If you are going to weld aluminum, a pure tungsten rod will be the best choice. For some applications, tungsten alloys will do fine.

2.Grind the Electrode

The electrode should be ground to a point. That is especially important if you are using a brand new electrode that doesn’t have a rounded tip or pointed tip. For DC welding, you need an electrode with a pointed tip. For AC welding, you require one with a balled tip.

  • With a pointed tip electrode, you will have a more directed and smaller arc. A rounded tip can make the arc dance around.

3.Insert Your Electrode Into the Collect

The back of your electrode holder should be unscrewed. After the electrode has been inserted, it should be replaced.

4. Choose the Right Settings

The electricity option of a TIG rig can either be DCEN, DCEP, or AC. If you are welding aluminum, choose AC.

Adjust the “Cleaning/Penetrating” setting to favor the “Penetrating” side- on a scale of 1 to 10 that is around 7.

If it is possible to adjust the “Air on” option, set it to about 5 seconds. This determines the time for the gas to remain after the arc stops, to prevent your weld from rusting or oxidizing.

“Max Amps” should be set very high, around 250.

5. Turn on The Gas

Pure argon should be used for aluminum. Steel requires a mixture of carbon dioxide and argon. The gas will help to prevent the corrosion of the weld. At higher temperatures, metals melt very quickly.

6. Prepare Your Welding Table and Get Dressed Up

You need a large welding table made of metal; this will make it easy for electricity to flow through the metal. You can use a large piece of sheet metal as your welding table. Spray your table with an anti-spatter and firmly clamp your metals.

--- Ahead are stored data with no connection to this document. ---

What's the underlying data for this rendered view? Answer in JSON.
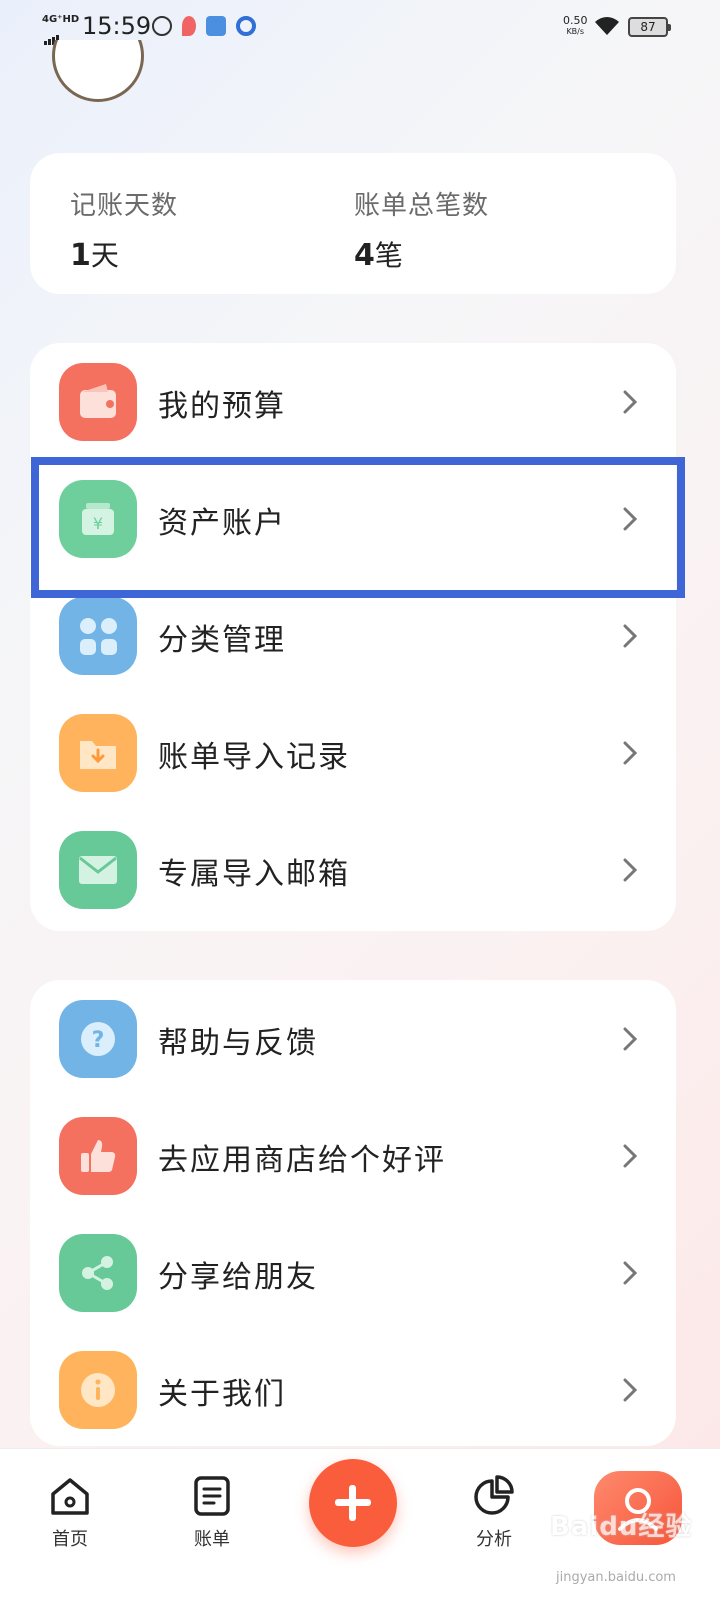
{
  "status_bar": {
    "network": "4G⁺HD",
    "time": "15:59",
    "speed_value": "0.50",
    "speed_unit": "KB/s",
    "battery": "87"
  },
  "stats": {
    "days_label": "记账天数",
    "days_value": "1",
    "days_unit": "天",
    "bills_label": "账单总笔数",
    "bills_value": "4",
    "bills_unit": "笔"
  },
  "menu_group_1": [
    {
      "label": "我的预算",
      "icon": "wallet-icon",
      "color": "#f4705f"
    },
    {
      "label": "资产账户",
      "icon": "money-bag-icon",
      "color": "#6fcf9c"
    },
    {
      "label": "分类管理",
      "icon": "grid-icon",
      "color": "#72b4e6"
    },
    {
      "label": "账单导入记录",
      "icon": "folder-import-icon",
      "color": "#ffb35c"
    },
    {
      "label": "专属导入邮箱",
      "icon": "mail-icon",
      "color": "#66c997"
    }
  ],
  "menu_group_2": [
    {
      "label": "帮助与反馈",
      "icon": "help-icon",
      "color": "#72b4e6"
    },
    {
      "label": "去应用商店给个好评",
      "icon": "thumbs-up-icon",
      "color": "#f4705f"
    },
    {
      "label": "分享给朋友",
      "icon": "share-icon",
      "color": "#66c997"
    },
    {
      "label": "关于我们",
      "icon": "info-icon",
      "color": "#ffb35c"
    }
  ],
  "bottom_nav": {
    "home": "首页",
    "bills": "账单",
    "analysis": "分析"
  },
  "watermark": {
    "text": "Baidu经验",
    "sub": "jingyan.baidu.com"
  }
}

TIG welding can burn your skin, eyes, and hands. For your safety, dress up with a welding coat, a long-sleeved shirt, closed-toe shoes, a welding helmet, and welding gloves.

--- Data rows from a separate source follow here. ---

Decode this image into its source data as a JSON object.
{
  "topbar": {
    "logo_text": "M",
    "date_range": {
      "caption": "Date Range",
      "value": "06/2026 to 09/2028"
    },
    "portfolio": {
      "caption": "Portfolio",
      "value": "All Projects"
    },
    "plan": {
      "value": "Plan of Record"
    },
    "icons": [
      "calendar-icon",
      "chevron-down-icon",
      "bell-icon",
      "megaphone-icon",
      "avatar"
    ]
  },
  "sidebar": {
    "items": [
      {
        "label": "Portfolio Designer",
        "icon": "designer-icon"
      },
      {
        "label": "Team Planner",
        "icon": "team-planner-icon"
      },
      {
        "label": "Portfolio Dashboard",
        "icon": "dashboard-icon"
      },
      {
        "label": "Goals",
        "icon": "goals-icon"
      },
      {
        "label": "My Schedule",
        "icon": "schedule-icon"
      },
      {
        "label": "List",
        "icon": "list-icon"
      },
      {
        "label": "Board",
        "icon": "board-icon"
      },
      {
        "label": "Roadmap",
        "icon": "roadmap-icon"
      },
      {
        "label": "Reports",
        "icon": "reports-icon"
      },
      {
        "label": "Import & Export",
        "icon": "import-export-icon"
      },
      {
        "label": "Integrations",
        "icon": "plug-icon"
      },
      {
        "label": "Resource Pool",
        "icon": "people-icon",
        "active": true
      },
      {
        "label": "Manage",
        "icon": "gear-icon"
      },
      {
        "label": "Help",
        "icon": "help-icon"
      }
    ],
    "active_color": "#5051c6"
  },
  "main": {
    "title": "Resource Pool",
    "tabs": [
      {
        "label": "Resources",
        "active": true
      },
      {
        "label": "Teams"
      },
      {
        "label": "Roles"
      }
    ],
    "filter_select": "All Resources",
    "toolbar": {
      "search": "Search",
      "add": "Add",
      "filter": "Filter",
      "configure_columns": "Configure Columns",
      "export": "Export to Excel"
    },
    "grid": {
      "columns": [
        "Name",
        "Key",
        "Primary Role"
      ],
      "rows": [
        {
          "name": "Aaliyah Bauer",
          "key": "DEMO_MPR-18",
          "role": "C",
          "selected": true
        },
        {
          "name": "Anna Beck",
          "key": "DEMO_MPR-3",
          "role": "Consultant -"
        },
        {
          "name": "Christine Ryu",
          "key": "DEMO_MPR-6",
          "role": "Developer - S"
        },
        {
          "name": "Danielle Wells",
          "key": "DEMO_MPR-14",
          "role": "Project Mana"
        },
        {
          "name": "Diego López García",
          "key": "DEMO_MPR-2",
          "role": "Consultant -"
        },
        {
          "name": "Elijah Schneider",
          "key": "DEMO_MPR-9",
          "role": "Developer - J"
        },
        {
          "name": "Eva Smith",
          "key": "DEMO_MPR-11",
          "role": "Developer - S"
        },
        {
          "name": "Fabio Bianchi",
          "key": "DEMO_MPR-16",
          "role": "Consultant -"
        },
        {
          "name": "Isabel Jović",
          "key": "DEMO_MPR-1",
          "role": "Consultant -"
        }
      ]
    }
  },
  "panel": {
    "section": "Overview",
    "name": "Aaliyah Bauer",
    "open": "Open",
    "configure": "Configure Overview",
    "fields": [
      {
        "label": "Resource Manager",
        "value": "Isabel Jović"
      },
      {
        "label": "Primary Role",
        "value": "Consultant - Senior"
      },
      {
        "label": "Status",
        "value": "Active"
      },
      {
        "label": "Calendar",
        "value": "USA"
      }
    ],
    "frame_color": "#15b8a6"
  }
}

Clean your helmet before use for better vision during welding. You can opt for an auto-darkening welding helmet. If you want to see what you are doing without having to lift your helmet, you can decide to use a bright flashlight during welding.

7. Final Step: Weld!

The Bottom-Line

If you need beautiful welds, TIG welding should be the ultimate choice. TIG is known for its versatility, strength, precision, and cleanliness. However, it is a complex process; therefore, it has a steeper learning curve.